To a stirred solution of 33 (738 mg, 1.30 mmol) in DMF (10 mL) was slowly added NIS (323 mg, 1.44 mmol) and trifluoroacetic acid (30 mg, 0.26 mmol) in the ice bath. The mixture was stirred at 50 °C for about 1 h. TLC showed that the reaction was completed. The reaction mixture was poured into mixed solution of sodium sulfite and sodium carbonate (30 mL) and extracted with ethyl acetate (30 mL × 2). The organic layer was washed with water, brine, dried over Na2SO4, and concentrated. The residue was slurried with isopropyl ether to give 34 (467 mg, 52%).

(2R,3R,4R,5R)-2-(4-aminopyrrolo[2,1-f][1,2,4]triazin-7-yl-5-d)-3,4-bis(benzyloxy)-5-((benzyloxy)methyl-d2)tetrahydrofuran-2-carbonitrile-4,5-d2 (35)

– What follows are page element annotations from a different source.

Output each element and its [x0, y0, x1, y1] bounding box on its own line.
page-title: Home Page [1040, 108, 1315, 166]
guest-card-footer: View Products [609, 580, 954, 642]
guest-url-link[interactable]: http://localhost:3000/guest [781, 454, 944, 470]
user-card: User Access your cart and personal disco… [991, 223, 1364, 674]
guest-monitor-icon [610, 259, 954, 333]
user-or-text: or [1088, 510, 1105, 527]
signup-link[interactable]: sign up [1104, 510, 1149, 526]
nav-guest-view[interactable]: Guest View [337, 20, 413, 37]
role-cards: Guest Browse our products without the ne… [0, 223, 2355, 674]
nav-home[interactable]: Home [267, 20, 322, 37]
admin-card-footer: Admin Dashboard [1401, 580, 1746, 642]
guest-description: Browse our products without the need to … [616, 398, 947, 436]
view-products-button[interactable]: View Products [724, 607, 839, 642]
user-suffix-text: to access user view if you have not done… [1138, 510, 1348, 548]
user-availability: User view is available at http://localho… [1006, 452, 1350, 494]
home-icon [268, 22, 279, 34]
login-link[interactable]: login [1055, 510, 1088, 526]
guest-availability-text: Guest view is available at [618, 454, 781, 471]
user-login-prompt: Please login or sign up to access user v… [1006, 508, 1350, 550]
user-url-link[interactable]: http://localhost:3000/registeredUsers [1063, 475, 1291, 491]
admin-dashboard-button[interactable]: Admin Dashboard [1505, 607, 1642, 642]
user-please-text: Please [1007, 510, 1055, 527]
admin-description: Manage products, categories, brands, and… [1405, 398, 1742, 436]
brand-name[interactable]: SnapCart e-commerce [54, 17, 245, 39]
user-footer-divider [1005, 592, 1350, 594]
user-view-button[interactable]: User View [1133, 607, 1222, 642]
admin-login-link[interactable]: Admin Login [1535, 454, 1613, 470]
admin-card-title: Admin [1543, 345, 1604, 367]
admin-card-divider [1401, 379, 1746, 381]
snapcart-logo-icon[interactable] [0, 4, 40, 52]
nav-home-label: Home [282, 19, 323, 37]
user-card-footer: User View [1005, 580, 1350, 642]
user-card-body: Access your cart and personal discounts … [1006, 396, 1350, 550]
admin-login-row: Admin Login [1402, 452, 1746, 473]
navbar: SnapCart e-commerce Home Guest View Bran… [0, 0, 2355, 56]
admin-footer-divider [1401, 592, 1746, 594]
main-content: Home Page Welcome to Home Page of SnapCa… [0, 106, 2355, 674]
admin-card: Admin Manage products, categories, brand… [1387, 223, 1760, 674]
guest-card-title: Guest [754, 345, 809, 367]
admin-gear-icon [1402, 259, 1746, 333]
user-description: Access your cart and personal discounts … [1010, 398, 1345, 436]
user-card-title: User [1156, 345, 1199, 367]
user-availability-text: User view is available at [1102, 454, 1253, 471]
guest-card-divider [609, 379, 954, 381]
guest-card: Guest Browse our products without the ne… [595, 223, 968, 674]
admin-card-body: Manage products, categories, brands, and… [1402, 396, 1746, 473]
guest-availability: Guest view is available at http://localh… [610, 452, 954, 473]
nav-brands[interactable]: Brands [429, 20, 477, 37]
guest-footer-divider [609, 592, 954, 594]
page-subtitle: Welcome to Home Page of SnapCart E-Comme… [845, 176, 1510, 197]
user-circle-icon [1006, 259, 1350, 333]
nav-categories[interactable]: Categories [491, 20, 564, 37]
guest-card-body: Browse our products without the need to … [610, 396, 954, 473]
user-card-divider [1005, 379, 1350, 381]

To a solution of 34 (890 mg, 1.29 mmol) in anhydrous THF (10 mL), triethylamine (261 mg, 2.58 mmol) and 10% Pd/C (89 mg) was added. The system was replaced by nitrogen gas for two times and filled with deuterium gas to normal pressure. The reaction was warmed to 60 °C and deuterium gas is pressurized to about 1 Mpa for about 30 min. Then, the reaction mixture was stirred for about 1 h. After the mixture was cooled to 20 °C, the system was replaced by nitrogen gas once and diluted with ethyl acetate. The reaction mixture was filtered, then washed with water, brine, dried over Na2SO4, and concentrated. The residue was purified by column chromatography on silica gel using ethyl acetate and petroleum ether as the eluent to give 35 (653 mg, yield 89%) as a solid. 1H NMR (500 MHz, DMSO‑d) δ 8.00–7.78 (m, 3H), 7.37–7.22 (m, 15H), 6.75 (s, 1H), 4.90 (s, 1H), 4.84 (d, J = 11.8 Hz, 1H), 4.77 (d, J = 11.7 Hz, 1H), 4.58–4.46 (m, 4H).

(2R,3R,4S,5R)-2-(4-aminopyrrolo[2,1-f][1,2,4]triazin-7-yl-5-d)-3,4-dihydroxy-5-(hydroxymethyl-d2)tetrahydrofuran-2-carbonitrile-4,5-d2 (36)

Following the above procedure of synthesizing 10, the reaction of compound 35 (653 mg, 1.15 mmol) with 1 M BCl3 (3.8 mL, 3.80 mmol) in DCM (13 mL) afforded 36 (281 mg, 82%).1H NMR (500 MHz, DMSO‑d) δ 8.02–7.79 (m, 3H), 6.88 (s, 1H), 6.08 (d, J = 6.3 Hz, 1H), 5.16 (s, 1H), 4.87 (s, 1H), 4.64 (d, J = 6.3 Hz, 1H). MS m/z = 297.0 [M + 1]+.

(2R,3R,4S,5R)-2-(4-aminopyrrolo[2,1-f][1,2,4]triazin-7-yl)-3,4-dihydroxy-5-(hydroxymethyl-d2)tetrahydrofuran-2-carbonitrile-4,5-d2 (37)

Following the above procedure of synthesizing 10, the reaction of compound 33 (52 mg, 0.09 mmol) with 1 M BCl3 (0.36 mL, 0.36 mmol) in DCM (2 mL) afforded 37 (16 mg, 62%).1H NMR (400 MHz, DMSO‑d) δ 8.07–7.69 (m, 3H), 6.91 (d, J = 4.5 Hz, 1H), 6.88 (d, J = 4.5 Hz, 1H), 6.08 (d, J = 6.2 Hz, 1H), 5.16 (s, 1H), 4.87 (s, 1H), 4.64 (d, J = 4.6 Hz, 1H). MS m/z = 296.0 [M + 1]+.

Biological studies

Antiviral activity assays in Vero E6 cells

Vero E6 cells were firstly added to 48-well plates (50,000 cells/well). Cells were allowed to adhere for 16–18 h and treated with medium containing graded concentrations of 100 μL/well of nucleoside analogs for 1 h. SARS-CoV-2 was then directly added into cells at an MOI of 0.01. After an hour, the supernatant was discarded, and the infected cells were washed with prewarmed phosphate-buffered saline (PBS) and treated with fresh medium containing graded concentrations of 200 μL/well of the nucleoside analogs. Antiviral activities were assessed by quantitative real-time polymerase chain reaction (qRT-PCR) quantification of viral copy numbers in the cell supernatants 24 h post-infection. The IC50 values of nucleoside analogs were calculated according to the number of virus copies with Graphpad Prism software 8.0. At least three independent experiments were performed.

Cytotoxicity assays in Vero E6 cells

Vero E6 cells were pre-seeded to a 96-well plate (20,000 cells/well) and treated with medium containing gradient concentrations of 100 μL/well of nucleoside analogs next day. After 24 h, the CC50 values of nucleoside analogs were determined with the CCK8 detection kit and calculated with Graphpad Prism software 8.0.

Declaration of Competing Interest

The authors declare that they have no known competing financial interests or personal relationships that could have appeared to influence the work reported in this paper.